There are now almost two million fewer smokers since the smoking ban was introduced in England 10 years ago, Cancer Research UK said.
As it celebrated the 10th anniversary of the law, the charity said smoking rates were now the lowest ever recorded - praising the ban as having one of the biggest impacts on public health of the last decade.
Laws people from lighting up in almost all enclosed public places in England came into effect on July 1, 2007 - following Wales, Scotland and Northern Ireland.
It covers places including offices, warehouses, factories, pubs, restaurants, railway stations, working vehicles and leisure centres.
Since then, the proportion of 16 to 24-year-olds who smoke fell from 26 per cent in 2007 to 17 per cent.
And a poll of more than 4,300 people for the charity found that just 12 per cent are in favour of repealing the ban.
Sir Harpal Kumar, Cancer Research UK's chief executive, said he was "thrilled" by the "enormous success" of the law - but urged the government to continue working on its Tobacco Control Plan.
Meanwhile, a report by campaign group Action on Smoking and Heath (Ash) said there was increasing public support for further restrictions on tobacco - even among smokers themselves.
Measures such as licensing schemes for tobacco sellers and a levy on the tobacco industry to pay for schemes to reduce smoking have been mooted.
But smokers' group Forest argued that the rise in e-cigarettes had had a greater impact.
Public Health Minister Steve Brine said the government would continue working towards make the next generation smoke-free.

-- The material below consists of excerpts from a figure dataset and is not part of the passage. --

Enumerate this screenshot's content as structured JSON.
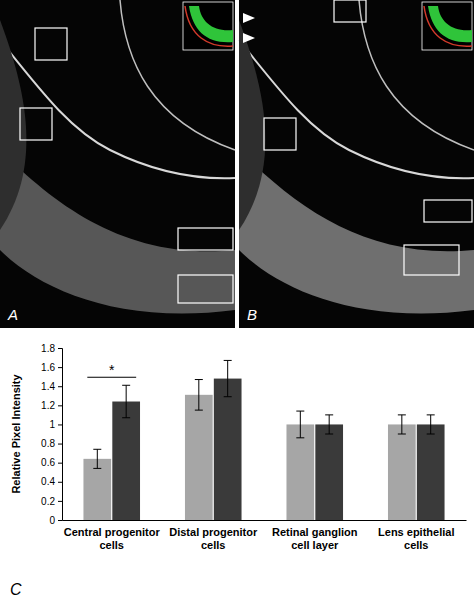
{
  "panel_labels": [
    "A",
    "B",
    "C"
  ],
  "chart_data": {
    "type": "bar",
    "y_label": "Relative Pixel Intensity",
    "categories": [
      "Central progenitor cells",
      "Distal progenitor cells",
      "Retinal ganglion cell layer",
      "Lens epithelial cells"
    ],
    "series": [
      {
        "color": "#a6a6a6",
        "values": [
          0.64,
          1.31,
          1.0,
          1.0
        ],
        "errors": [
          0.1,
          0.16,
          0.14,
          0.1
        ]
      },
      {
        "color": "#3a3a3a",
        "values": [
          1.24,
          1.48,
          1.0,
          1.0
        ],
        "errors": [
          0.17,
          0.19,
          0.1,
          0.1
        ]
      }
    ],
    "ylim": [
      0,
      1.8
    ],
    "yticks": [
      0,
      0.2,
      0.4,
      0.6,
      0.8,
      1,
      1.2,
      1.4,
      1.6,
      1.8
    ],
    "grid": false,
    "significance": [
      {
        "category": "Central progenitor cells",
        "label": "*"
      }
    ]
  }
}
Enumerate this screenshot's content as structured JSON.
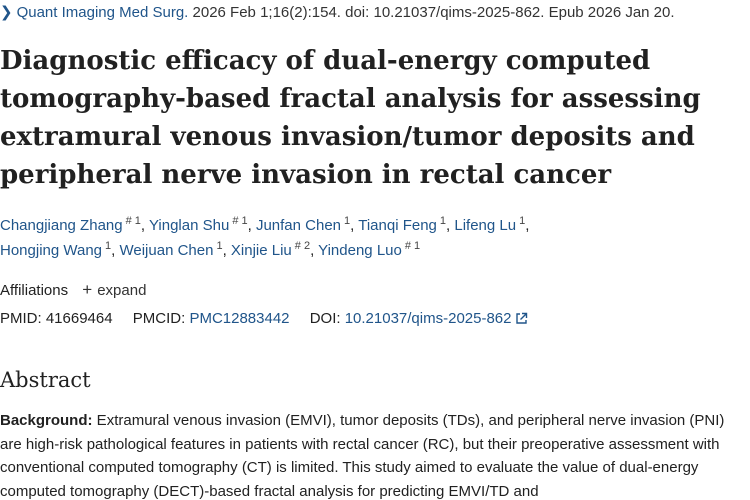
{
  "citation": {
    "journal": "Quant Imaging Med Surg.",
    "details": "2026 Feb 1;16(2):154. doi: 10.21037/qims-2025-862. Epub 2026 Jan 20."
  },
  "title": "Diagnostic efficacy of dual-energy computed tomography-based fractal analysis for assessing extramural venous invasion/tumor deposits and peripheral nerve invasion in rectal cancer",
  "authors": [
    {
      "name": "Changjiang Zhang",
      "sup": "# 1"
    },
    {
      "name": "Yinglan Shu",
      "sup": "# 1"
    },
    {
      "name": "Junfan Chen",
      "sup": "1"
    },
    {
      "name": "Tianqi Feng",
      "sup": "1"
    },
    {
      "name": "Lifeng Lu",
      "sup": "1"
    },
    {
      "name": "Hongjing Wang",
      "sup": "1"
    },
    {
      "name": "Weijuan Chen",
      "sup": "1"
    },
    {
      "name": "Xinjie Liu",
      "sup": "# 2"
    },
    {
      "name": "Yindeng Luo",
      "sup": "# 1"
    }
  ],
  "affiliations": {
    "label": "Affiliations",
    "expand_label": "expand"
  },
  "identifiers": {
    "pmid_label": "PMID:",
    "pmid": "41669464",
    "pmcid_label": "PMCID:",
    "pmcid": "PMC12883442",
    "doi_label": "DOI:",
    "doi": "10.21037/qims-2025-862"
  },
  "abstract": {
    "heading": "Abstract",
    "background_label": "Background:",
    "background_text": " Extramural venous invasion (EMVI), tumor deposits (TDs), and peripheral nerve invasion (PNI) are high-risk pathological features in patients with rectal cancer (RC), but their preoperative assessment with conventional computed tomography (CT) is limited. This study aimed to evaluate the value of dual-energy computed tomography (DECT)-based fractal analysis for predicting EMVI/TD and"
  },
  "icons": {
    "breadcrumb": "chevron-right-icon",
    "expand": "plus-icon",
    "external": "external-link-icon"
  },
  "colors": {
    "link": "#20558a",
    "text": "#212121"
  }
}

"As a nation we can be extremely proud of the progress we have made on smoking rates, which are at their lowest ever levels. We truly are world leaders in this area, through our smoke-free legislation, plain packaging laws and ban on smoking in cars with children," he said.
"However, we know that smoking remains our biggest preventable killer and the job is by no means done. We will soon be releasing a new Tobacco Control Plan, to map our path toward a smoke-free generation."